Progressive-Democratic Party Policies

Neera Tanden, ex-policy advisor to ex-President Joe Biden (D), has a proposal regarding immigration. I’ll elide the manufactured hysteria with which she opens her piece.

Our proposal ends the misuse of asylum and restores it to its original purpose—to protect those persecuted for who they are or what they believe.

…more personnel, better technology, and barriers where appropriate—to deter illegal immigration and apprehend contraband goods.

We should expand legal immigration—with safeguards that prevent displacement for American workers….

With no ideas for how to prove the legitimacy of those asylum claims; throw money and bodies at the problem, though; and make sure those lettuce pickers and lawn mowers and house cleaners are available to do the dirty work for us.

The core of Tanden’s position, though, is this:

Democrats can win this issue—and cleave Republicans—if they support ending illegal immigration and increasing legal immigration. The left also has a chance to split the right as they have split us.

Party adherents’ policy plainly is merely anti-Republican and not at all pro-what’s good for America and America’s citizens. What about a policy whose goal is America and Americans winning?

Party adherents have no policies that they’re for; their core policy is Oppose the Other Side. Immigration is merely a tool for Party defeating Republicans. It’s not about making our nation greater.

A Thought on Interest Rates

William Silber had one on the Wall Street Journal‘s Sunday opinion pages. Naturally, I have one on his.

The core of Silber’s thought is this:

The so-called neutral rate of interest is observed in hindsight—by whether the economy is expanding fast enough to keep unemployment low but not too fast to provoke higher inflation. By that measure, the current target interest rate of 4.25% to 4.50% seems about right. I say “about right” because the unemployment rate is low but the rate of inflation is somewhat elevated. That suggests, if anything, the target interest rate should be higher to push down inflation.

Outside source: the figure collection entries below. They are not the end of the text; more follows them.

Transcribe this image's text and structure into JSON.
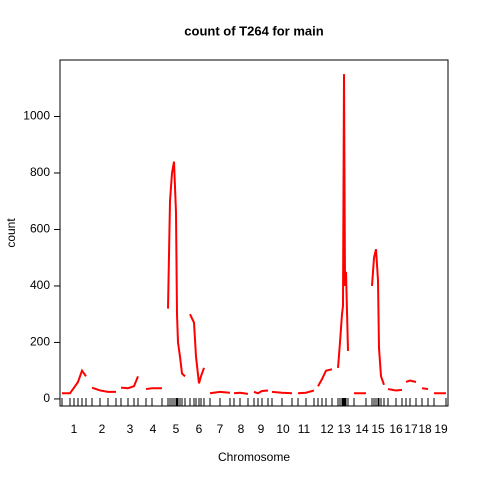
{
  "chart_data": {
    "type": "line",
    "title": "count of T264 for main",
    "xlabel": "Chromosome",
    "ylabel": "count",
    "x": [
      2,
      10,
      14,
      18,
      22,
      26,
      29,
      32,
      40,
      48,
      56,
      58.5,
      61,
      68,
      74,
      78,
      82,
      86,
      92,
      102,
      105,
      108,
      110,
      112,
      114,
      116,
      117,
      118,
      120,
      122,
      125,
      127.5,
      130,
      134,
      136,
      139,
      141,
      144,
      147,
      150,
      160,
      170,
      172,
      174,
      180,
      188,
      191,
      194,
      198,
      202,
      208,
      210,
      212,
      222,
      232,
      235,
      238,
      246,
      254,
      256,
      258,
      262,
      266,
      272,
      275,
      278,
      280,
      282,
      283,
      284,
      285,
      286,
      288,
      291,
      294,
      306,
      309,
      312,
      314,
      316,
      318,
      319,
      321,
      324,
      326,
      328,
      336,
      342,
      344,
      346,
      350,
      356,
      359,
      362,
      368,
      371,
      374,
      386
    ],
    "series": [
      {
        "name": "count",
        "color": "#ff0000",
        "values": [
          20,
          20,
          40,
          60,
          100,
          80,
          null,
          40,
          30,
          25,
          25,
          null,
          40,
          38,
          45,
          80,
          null,
          35,
          38,
          38,
          null,
          320,
          700,
          800,
          840,
          660,
          300,
          200,
          150,
          90,
          80,
          null,
          300,
          270,
          150,
          55,
          80,
          110,
          null,
          20,
          25,
          22,
          null,
          20,
          22,
          18,
          null,
          25,
          20,
          28,
          30,
          null,
          25,
          22,
          20,
          null,
          20,
          22,
          30,
          null,
          45,
          70,
          100,
          105,
          null,
          110,
          200,
          300,
          330,
          1150,
          400,
          450,
          170,
          null,
          20,
          20,
          null,
          400,
          500,
          530,
          420,
          180,
          80,
          50,
          null,
          35,
          30,
          32,
          null,
          60,
          65,
          60,
          null,
          38,
          35,
          null,
          20,
          20
        ]
      }
    ],
    "xlim": [
      0,
      388
    ],
    "ylim": [
      -25,
      1200
    ],
    "xticks": [
      {
        "value": 14,
        "label": "1"
      },
      {
        "value": 42,
        "label": "2"
      },
      {
        "value": 70,
        "label": "3"
      },
      {
        "value": 93,
        "label": "4"
      },
      {
        "value": 116,
        "label": "5"
      },
      {
        "value": 139,
        "label": "6"
      },
      {
        "value": 160,
        "label": "7"
      },
      {
        "value": 181,
        "label": "8"
      },
      {
        "value": 201,
        "label": "9"
      },
      {
        "value": 223,
        "label": "10"
      },
      {
        "value": 244,
        "label": "11"
      },
      {
        "value": 267,
        "label": "12"
      },
      {
        "value": 284,
        "label": "13"
      },
      {
        "value": 302,
        "label": "14"
      },
      {
        "value": 318,
        "label": "15"
      },
      {
        "value": 336,
        "label": "16"
      },
      {
        "value": 351,
        "label": "17"
      },
      {
        "value": 365,
        "label": "18"
      },
      {
        "value": 381,
        "label": "19"
      }
    ],
    "yticks": [
      0,
      200,
      400,
      600,
      800,
      1000
    ]
  }
}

Silber is right on the first part. He’s wrong on the second. The current target interest rate “seems about right” because it historically correlates with the Fed’s inflation target of 2%. Now it’s time for the Fed to sit down and be quiet—and to say in so many words that that’s what it’s going to do. Excursions above and below the inflation target are just the noise of a free market. The time is not yet—if ever in the current market conditions—to make any sort of move on target interest rates.